The Fed had left its 2026, 2027 and long-term estimates for the federal funds rate unchanged at 3.4%, 3.1% and 3%, respectively, which signaled two rate cuts for this year.
Meanwhile, the bank still needs obvious evidence of a weakening in the economy to cut rates again and it is unlikely that the Fed will cut rates to prevent a possible economic slowdown until the labor market is weakened enough, analysts said.
Last week, the US non-farm payrolls rose to 228,000 in March, above estimates, while the unemployment rate ticked up from 4.1% to 4.2%. Trump urged Powell to lower rates, saying it is the “perfect” time and to stop “playing politics,” in a post on Truth Social.
Wall Street economists upwardly revised inflation estimates and the recession possibility after reciprocal tariffs were announced, which fueled the projections that the Fed may start cutting rates as early as June or even May.
The possibility of the Fed cutting rates at its May meeting rose above 30% from 14% a week ago, according to the CME Group. The Fed is likely to cut its policy rate to 3.25% from 3.5% by the end of the year, meaning a four-quarter-point rate cut.
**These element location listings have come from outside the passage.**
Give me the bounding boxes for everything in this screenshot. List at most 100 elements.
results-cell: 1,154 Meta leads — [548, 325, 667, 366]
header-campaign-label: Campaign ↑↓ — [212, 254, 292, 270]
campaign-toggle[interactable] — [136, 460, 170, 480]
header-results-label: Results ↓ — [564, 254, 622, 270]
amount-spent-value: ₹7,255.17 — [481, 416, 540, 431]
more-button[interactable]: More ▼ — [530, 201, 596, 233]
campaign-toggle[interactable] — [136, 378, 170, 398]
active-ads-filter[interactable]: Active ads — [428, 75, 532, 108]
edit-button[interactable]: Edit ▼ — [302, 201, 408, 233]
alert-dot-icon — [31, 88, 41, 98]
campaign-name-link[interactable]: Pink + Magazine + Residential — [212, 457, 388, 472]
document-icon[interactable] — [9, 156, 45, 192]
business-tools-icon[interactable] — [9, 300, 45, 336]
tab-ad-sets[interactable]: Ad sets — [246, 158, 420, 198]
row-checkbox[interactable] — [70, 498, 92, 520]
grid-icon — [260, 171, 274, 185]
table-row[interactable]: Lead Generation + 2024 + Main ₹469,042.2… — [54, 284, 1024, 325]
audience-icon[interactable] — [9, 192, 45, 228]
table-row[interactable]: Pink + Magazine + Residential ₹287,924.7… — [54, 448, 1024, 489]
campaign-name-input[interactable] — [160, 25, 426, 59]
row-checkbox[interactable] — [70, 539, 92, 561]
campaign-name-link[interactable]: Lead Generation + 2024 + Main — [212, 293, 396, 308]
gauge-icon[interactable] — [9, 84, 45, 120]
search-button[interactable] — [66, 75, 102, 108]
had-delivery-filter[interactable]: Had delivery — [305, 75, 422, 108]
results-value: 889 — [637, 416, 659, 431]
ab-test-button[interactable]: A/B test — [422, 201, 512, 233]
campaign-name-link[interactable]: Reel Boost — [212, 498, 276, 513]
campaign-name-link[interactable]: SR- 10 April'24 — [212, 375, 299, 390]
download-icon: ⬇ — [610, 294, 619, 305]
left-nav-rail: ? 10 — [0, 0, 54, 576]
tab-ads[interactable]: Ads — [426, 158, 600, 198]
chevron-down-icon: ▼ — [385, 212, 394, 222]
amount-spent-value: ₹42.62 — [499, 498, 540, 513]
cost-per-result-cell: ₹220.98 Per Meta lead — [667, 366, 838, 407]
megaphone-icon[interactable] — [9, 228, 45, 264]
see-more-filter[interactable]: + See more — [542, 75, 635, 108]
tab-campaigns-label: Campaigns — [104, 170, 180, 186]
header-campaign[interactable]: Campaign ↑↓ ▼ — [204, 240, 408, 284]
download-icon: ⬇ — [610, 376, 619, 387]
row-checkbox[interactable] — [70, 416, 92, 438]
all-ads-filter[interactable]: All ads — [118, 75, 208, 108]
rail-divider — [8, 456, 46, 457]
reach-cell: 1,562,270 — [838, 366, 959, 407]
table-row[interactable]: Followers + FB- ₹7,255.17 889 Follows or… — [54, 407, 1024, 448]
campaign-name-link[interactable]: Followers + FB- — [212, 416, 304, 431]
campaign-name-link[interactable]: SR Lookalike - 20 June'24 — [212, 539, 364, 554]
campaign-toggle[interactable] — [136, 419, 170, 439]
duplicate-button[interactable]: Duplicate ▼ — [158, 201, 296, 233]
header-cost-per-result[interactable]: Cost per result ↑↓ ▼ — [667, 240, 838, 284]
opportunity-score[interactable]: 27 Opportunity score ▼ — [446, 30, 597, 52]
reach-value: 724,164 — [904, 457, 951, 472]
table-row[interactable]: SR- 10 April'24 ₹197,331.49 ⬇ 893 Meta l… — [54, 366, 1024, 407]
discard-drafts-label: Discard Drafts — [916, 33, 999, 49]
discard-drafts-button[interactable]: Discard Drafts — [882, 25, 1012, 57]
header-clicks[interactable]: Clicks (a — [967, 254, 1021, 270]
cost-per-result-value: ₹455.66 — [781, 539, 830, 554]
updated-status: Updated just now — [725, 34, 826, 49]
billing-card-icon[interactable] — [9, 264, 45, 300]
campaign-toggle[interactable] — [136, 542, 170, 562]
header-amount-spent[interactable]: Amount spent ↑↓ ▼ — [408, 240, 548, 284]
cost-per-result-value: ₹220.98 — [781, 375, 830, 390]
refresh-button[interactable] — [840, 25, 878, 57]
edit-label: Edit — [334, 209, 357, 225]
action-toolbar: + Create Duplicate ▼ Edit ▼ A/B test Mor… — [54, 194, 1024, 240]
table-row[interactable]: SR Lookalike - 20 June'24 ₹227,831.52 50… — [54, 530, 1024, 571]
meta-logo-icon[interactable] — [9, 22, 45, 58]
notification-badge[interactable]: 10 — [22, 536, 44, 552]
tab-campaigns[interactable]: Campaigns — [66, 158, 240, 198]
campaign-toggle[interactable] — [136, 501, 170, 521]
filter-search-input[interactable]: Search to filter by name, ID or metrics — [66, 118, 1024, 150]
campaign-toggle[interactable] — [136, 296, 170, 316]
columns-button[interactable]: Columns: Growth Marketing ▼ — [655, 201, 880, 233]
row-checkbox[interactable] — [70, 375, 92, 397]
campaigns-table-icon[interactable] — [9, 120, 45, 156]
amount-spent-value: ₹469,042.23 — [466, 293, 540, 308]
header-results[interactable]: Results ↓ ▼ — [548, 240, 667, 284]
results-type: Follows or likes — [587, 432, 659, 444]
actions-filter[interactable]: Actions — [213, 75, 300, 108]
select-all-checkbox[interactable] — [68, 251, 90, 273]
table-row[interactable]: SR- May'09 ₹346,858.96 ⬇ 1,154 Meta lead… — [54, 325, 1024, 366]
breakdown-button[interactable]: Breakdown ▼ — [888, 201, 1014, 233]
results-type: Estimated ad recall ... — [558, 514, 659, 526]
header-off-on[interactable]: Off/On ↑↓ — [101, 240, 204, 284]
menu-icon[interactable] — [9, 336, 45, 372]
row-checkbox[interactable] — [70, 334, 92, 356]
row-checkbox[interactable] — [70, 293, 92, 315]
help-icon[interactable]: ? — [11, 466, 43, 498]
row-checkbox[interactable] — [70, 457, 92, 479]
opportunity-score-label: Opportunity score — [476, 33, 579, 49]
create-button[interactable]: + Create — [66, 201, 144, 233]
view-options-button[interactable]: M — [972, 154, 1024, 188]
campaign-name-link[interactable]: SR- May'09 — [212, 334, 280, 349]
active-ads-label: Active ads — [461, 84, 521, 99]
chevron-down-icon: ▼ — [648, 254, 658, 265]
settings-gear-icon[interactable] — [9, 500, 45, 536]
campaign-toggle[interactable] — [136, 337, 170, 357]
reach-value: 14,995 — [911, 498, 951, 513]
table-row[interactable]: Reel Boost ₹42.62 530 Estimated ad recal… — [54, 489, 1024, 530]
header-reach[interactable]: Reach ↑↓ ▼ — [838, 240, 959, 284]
Decline in inflation estimates may point to ‘macro malaise’
Padhraic Garvey, regional head of research of the Americas at ING, told Anadolu in an email that Trump’s “so-called ‘liberation day’ caused many and varied market reactions,” but the most significant of which was the “virtual collapse in equity valuations.”
“While understandable, this was a tad strange, as the tariff announcements were not that deviant from what was expected,” he noted. “The 10% baseline was one that Donald Trump campaigned on, and 60% on China was another, and reciprocal tariffs were an overlay on top of that, much of which panned out as could be anticipated from existing trade deficits. So why the collapse?”
“The only logical rationale is a belated downsizing to future earnings, with structural implications; in that sense, this is bad,” he said.
Garvey stated that the tariffs put upward pressure on prices, “so, surely inflation breakevens should have shot higher,” he said.
He noted that the decline in market inflation estimates has good and bad aspects.
“The good is that it perhaps allows room for the Federal Reserve to cut quicker should the macro economy weaken in the coming months,” he said. “The bad is it begins to paint a picture of macro malaise—it’s too early to make that call but we can’t ignore what we are seeing.”
Garvey said the feared price increases stemming from the tariffs will turn into a permanent inflation trend, meaning the Fed may not be able to lower rates as much as desired.
“In this scenario, the Fed gets the funds rate to neutral when in fact they would prefer to push it through neutral,” he said. “Here, downward pressure is placed on the 10-Year (bond).”